Mientras unos luchan por difundir lo mucho que mejoraría la situación si todas las personas usaran cubrebocas, otros se esfuerzan por asegurar, sin ningún sustento científico, que estas causan una serie de afecciones al individuo que no se explican sino por la gran capacidad imaginativa de sus inventores. Están los que creen que la mascarilla les quita libertad, los que se imaginan que dejarán de recibir oxígeno al usarla y los que simplemente se piensan demasiado superiores para ocultar su bello rostro detrás de un trozo de tela que hasta un niño de tres años es capaz de utilizar sin rezongar tanto.
Y ni se nos ocurra pedirles a estos últimos que, si no van a usar mascarilla, por lo menos mantengan su distancia. Es entonces cuando el empoderamiento que les confiere el pensamiento mágico se enciende y sale con toda su furia. Y es que, para una persona que es incapaz de respetar leyes de urbanidad básicas, como usar un cubrebocas a la mitad de una pandemia, que no cree en la Física ni en la Biología ni en la Medicina ni en ningún dios más que en el suyo, ¿por qué sería importante respetar, ya no digamos la sana distancia, sino el espacio vital de otro individuo?
Luis Villoro —en su ya clásico y fundamental libro Creer, saber, conocer (1982)— hace una crítica desde la ética a los saberes añejos y a las creencias prejuiciadas, las cuales él demuestra que evitan que pensemos. Hoy hay quien que cree que las normas éticas (que no morales) que hacen a la sociedad están hechas para unos, y no, para otros que son superiores, dentro de los cuales suele incluirse el propio sujeto. Este supuesto llega a su punto más peligroso cuando hay ideologías enteras y líderes de opinión que lo respaldan. Es entonces cuando esos sujetos se enfervorizan y creen que realmente tienen derecho a transgredir a los otros solo porque así lo dicen sus apóstoles de moda Donald Trump, Miguel Bosé o el hechicero en turno.
La ciencia nos ha ayudado a que el impacto de la pandemia sea menor de lo que podría haber sido, pero eso no nos puede hacer demeritar la fuerza de los personajes y las masas que se oponen a ella. Escudarse en el pensamiento mágico (sea este de la filiación que sea) no hace sus acciones menos dañinas.
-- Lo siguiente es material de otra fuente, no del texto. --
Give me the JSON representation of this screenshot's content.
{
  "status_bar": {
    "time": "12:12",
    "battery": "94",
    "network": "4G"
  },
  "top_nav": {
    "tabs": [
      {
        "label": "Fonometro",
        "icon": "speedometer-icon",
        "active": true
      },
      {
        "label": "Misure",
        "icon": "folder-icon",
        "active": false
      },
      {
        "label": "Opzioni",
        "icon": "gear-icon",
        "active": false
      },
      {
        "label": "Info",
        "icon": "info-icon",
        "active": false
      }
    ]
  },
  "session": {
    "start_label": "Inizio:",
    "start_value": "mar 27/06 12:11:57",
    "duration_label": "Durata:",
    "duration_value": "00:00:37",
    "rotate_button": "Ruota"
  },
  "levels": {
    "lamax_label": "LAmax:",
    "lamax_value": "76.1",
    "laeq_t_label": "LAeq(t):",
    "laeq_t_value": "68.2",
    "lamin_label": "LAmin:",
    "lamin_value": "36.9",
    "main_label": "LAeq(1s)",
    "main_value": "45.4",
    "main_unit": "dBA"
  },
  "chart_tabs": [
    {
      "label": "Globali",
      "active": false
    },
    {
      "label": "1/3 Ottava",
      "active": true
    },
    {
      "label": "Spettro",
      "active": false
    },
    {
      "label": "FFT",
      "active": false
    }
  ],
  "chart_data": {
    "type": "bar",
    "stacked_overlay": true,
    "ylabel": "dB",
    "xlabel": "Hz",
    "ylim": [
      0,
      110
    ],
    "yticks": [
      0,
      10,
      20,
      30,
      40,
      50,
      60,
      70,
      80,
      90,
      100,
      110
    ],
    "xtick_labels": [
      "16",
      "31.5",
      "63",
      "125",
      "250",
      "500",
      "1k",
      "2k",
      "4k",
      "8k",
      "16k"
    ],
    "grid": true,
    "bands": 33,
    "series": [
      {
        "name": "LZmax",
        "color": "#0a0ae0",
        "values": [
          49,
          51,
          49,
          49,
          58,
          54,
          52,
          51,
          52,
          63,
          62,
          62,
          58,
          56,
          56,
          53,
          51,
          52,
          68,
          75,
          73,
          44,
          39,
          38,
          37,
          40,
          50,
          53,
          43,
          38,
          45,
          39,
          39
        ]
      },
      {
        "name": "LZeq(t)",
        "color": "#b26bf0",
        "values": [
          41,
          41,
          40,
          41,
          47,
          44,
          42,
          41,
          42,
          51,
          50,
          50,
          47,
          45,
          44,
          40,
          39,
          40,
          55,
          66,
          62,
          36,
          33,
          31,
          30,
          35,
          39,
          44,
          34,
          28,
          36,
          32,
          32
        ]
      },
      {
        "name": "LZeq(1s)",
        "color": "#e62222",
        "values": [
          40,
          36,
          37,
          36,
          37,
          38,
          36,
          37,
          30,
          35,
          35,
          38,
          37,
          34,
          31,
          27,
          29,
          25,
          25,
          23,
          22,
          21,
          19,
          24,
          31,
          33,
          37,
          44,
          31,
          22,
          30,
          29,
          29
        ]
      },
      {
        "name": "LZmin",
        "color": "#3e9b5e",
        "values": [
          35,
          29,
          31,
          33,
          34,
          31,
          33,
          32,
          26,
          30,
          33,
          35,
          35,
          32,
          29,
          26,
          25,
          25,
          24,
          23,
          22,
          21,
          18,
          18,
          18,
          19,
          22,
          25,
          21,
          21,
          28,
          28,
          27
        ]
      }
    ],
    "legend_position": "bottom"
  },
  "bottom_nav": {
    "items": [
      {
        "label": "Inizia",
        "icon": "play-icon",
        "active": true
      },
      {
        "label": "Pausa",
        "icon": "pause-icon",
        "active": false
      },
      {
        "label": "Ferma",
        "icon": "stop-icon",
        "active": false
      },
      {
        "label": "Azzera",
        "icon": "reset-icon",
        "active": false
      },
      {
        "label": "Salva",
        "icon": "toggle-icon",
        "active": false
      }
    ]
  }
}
Un ser humano incapaz de seguir las medidas emergentes
de protección y respeto al otro, en medio de una crisis mundial, es alguien a quien no le está importando dañar al otro, y no importa el pretexto que tenga, su comportamiento es dañino.
Y no, no es el Estado el que debería hacernos seguir las normas con el uso de la fuerza. Nuestros cerebros están lo suficientemente desarrollados como para seguirlas sin la necesidad de que nos apunte un cañón, como en muchas partes del mundo.
Manchamanteles
Dice Jean Baudrillard que el consumo es el rasgo esencial de nuestras sociedades, la respuesta que tenemos a todos los estímulos. Aunque nos gustaría pensar que esta tesis se limita a iPhones y otros objetos materiales, la realidad es que alcanza también a nuestros cuerpos. Las normas del consumo están también en la forma como interactuamos con nosotros mismos y con las otras personas. ¿Habrá salida de esta encrucijada? Quizás, como en las adicciones, el primer paso sea aceptar el gran bache en que estamos atascados.
Narciso el obsceno
“—Usted, ¿qué religión practica?
—Yo… el catolicismo. ¿Y usted?
—Yo nací en la comunidad judía, pero ahora practico el narcisismo”.
Sid Waterman en Scoop (Woody Allen, 2006).